Investors Return to Gold as a Safe Haven
The comments below are an edited and abridged synopsis of an article by Frank Holmes
Gold was the best-performing metal last week, up 5.56%. After getting hit with a coronavirus-driven sell off, gold rebounded on March 2 to retake its safe-haven status. Gold’s fundamentals remain strong, and near-term price corrections aren’t significant in terms of the bigger picture.
Holmes discusses gold’s strengths; market weaknesses; opportunities; and threats.
Treasury yields plummeted to record lows as demand for safe-haven assets grew due to the global health emergency economic fears. Long bond rates had their biggest intraday drop since 2009. A credit crisis is brewing as companies fear hurt income and the ability to repay debt.
As new information surfaces about COVID-19, it is hard to know what to believe. Two of President Trump’s aids said that the outbreak had been contained, even as the number of cases rose. Test kits remain in short supply.

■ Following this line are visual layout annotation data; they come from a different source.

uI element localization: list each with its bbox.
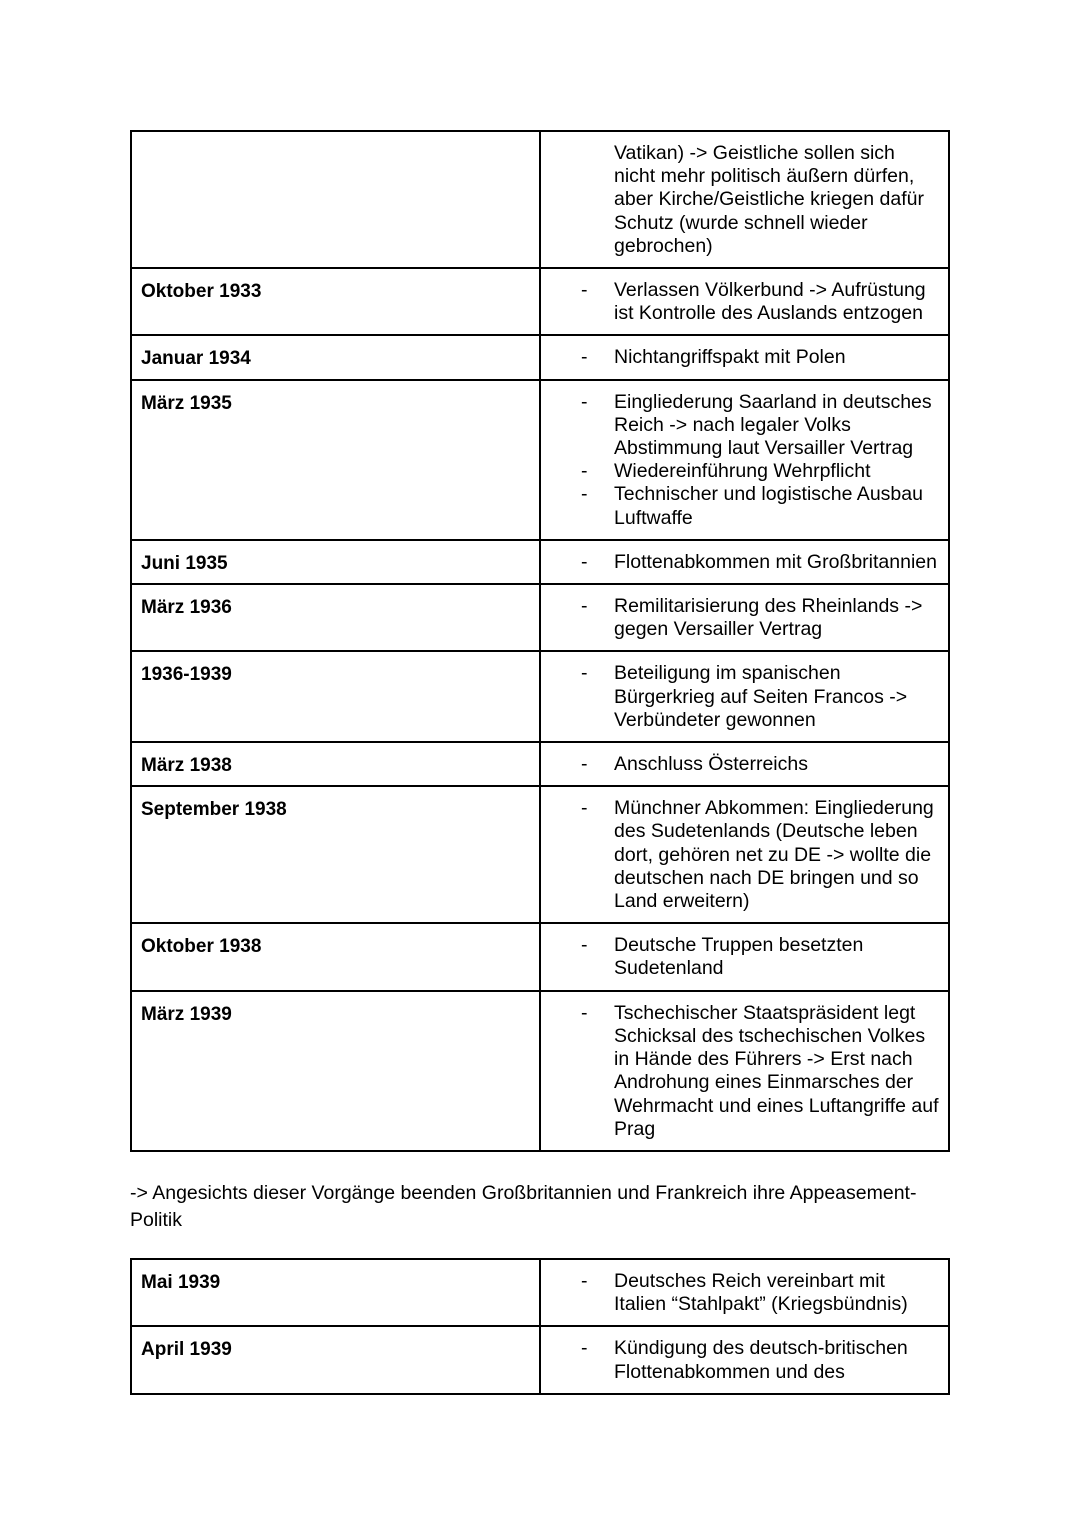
event-item [541,142,940,258]
date-cell: Oktober 1933 [131,268,540,335]
date-cell: Juni 1935 [131,540,540,584]
timeline-table-body [131,1259,949,1394]
table-row [131,923,949,990]
date-cell: 1936-1939 [131,651,540,742]
event-item [541,483,940,529]
date-cell: September 1938 [131,786,540,923]
event-item [541,460,940,483]
table-row [131,651,949,742]
table-row [131,540,949,584]
events-cell [540,742,949,786]
bullet-dash: - [581,1270,588,1292]
timeline-table-continued [130,1258,950,1395]
table-row [131,380,949,540]
bullet-dash: - [581,550,588,573]
bullet-dash: - [581,460,588,483]
table-row [131,1326,949,1393]
event-item [541,279,940,325]
timeline-table-body [131,131,949,1151]
bullet-dash: - [581,934,588,957]
event-text: Vatikan) -> Geistliche sollen sich nicht mehr politisch äußern dürfen, aber Kirche/Geistliche kriegen dafür Schutz (wurde schnell wieder gebrochen) [614,142,924,257]
bullet-dash: - [581,753,588,776]
events-cell [540,991,949,1151]
event-text: Deutsches Reich vereinbart mit Italien “Stahlpakt” (Kriegsbündnis) [614,1270,908,1316]
event-text: Technischer und logistische Ausbau Luftwaffe [614,483,923,529]
events-cell [540,380,949,540]
date-cell: April 1939 [131,1326,540,1393]
date-cell: März 1939 [131,991,540,1151]
event-text: Wiedereinführung Wehrpflicht [614,460,871,483]
date-cell [131,131,540,268]
events-cell [540,584,949,651]
events-cell [540,268,949,335]
event-text: Beteiligung im spanischen Bürgerkrieg auf Seiten Francos -> Verbündeter gewonnen [614,662,908,731]
event-item [541,551,940,574]
table-row [131,335,949,379]
table-row [131,584,949,651]
event-item [541,1002,940,1141]
event-item [541,797,940,913]
date-cell: Oktober 1938 [131,923,540,990]
event-item [541,346,940,369]
events-cell [540,1259,949,1326]
timeline-table [130,130,950,1152]
event-text: Verlassen Völkerbund -> Aufrüstung ist Kontrolle des Auslands entzogen [614,279,926,325]
event-text: Eingliederung Saarland in deutsches Reich -> nach legaler Volks Abstimmung laut Versailler Vertrag [614,390,932,460]
events-cell [540,923,949,990]
bullet-dash: - [581,390,588,413]
bullet-dash: - [581,797,588,820]
event-item [541,753,940,776]
events-cell [540,1326,949,1393]
event-text: Anschluss Österreichs [614,753,808,776]
date-cell: Januar 1934 [131,335,540,379]
bullet-dash: - [581,662,588,685]
event-text: Münchner Abkommen: Eingliederung des Sudetenlands (Deutsche leben dort, gehören net zu DE -> wollte die deutschen nach DE bringen und so Land erweitern) [614,797,934,913]
table-row [131,1259,949,1326]
events-cell [540,540,949,584]
event-item [541,662,940,732]
event-item [541,391,940,461]
event-item [541,1337,940,1383]
table-row [131,991,949,1151]
table-row [131,742,949,786]
event-item [541,595,940,641]
table-row [131,131,949,268]
event-text: Tschechischer Staatspräsident legt Schicksal des tschechischen Volkes in Hände des Führers -> Erst nach Androhung eines Einmarsches der Wehrmacht und eines Luftangriffe auf Prag [614,1001,939,1140]
date-cell: März 1936 [131,584,540,651]
bullet-dash: - [581,1001,588,1024]
appeasement-note: -> Angesichts dieser Vorgänge beenden Großbritannien und Frankreich ihre Appeasement-Politik [130,1182,917,1231]
event-item [541,1270,940,1316]
table-row [131,268,949,335]
events-cell [540,131,949,268]
table-row [131,786,949,923]
bullet-dash: - [581,595,588,618]
event-text: Kündigung des deutsch-britischen Flottenabkommen und des [614,1337,908,1383]
events-cell [540,335,949,379]
bullet-dash: - [581,483,588,506]
event-text: Nichtangriffspakt mit Polen [614,346,846,369]
events-cell [540,786,949,923]
date-cell: Mai 1939 [131,1259,540,1326]
bullet-dash: - [581,346,588,369]
date-cell: März 1935 [131,380,540,540]
events-cell [540,651,949,742]
event-text: Flottenabkommen mit Großbritannien [614,550,937,573]
event-text: Remilitarisierung des Rheinlands -> gegen Versailler Vertrag [614,595,923,641]
event-text: Deutsche Truppen besetzten Sudetenland [614,934,864,980]
event-item [541,934,940,980]
date-cell: März 1938 [131,742,540,786]
bullet-dash: - [581,279,588,302]
bullet-dash: - [581,1337,588,1360]
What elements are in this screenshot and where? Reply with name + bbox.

Larry Kudlow said the vast majority of Americans are not at risk for this virus; this contrasts with Marc Lipsitch, professor of epidemiology at Harvard and director of the Center for Communicable Disease Dynamics, who said that it is likely that 20% – 60% of people worldwide will eventually contract the virus. President Trump signed an $8.3 billion emergency coronavirus aid package; who will pay for it? Plunging interest rates and lower stock prices make it easier for the super-wealthy to pass billions of dollars to their descendants tax-free. One wealth advisor noted that their clients have more money than they ever could spend, and that the super wealthy could deploy sophisticated strategies to transfer the wealth to their dependents while protecting those fortunes from the IRS.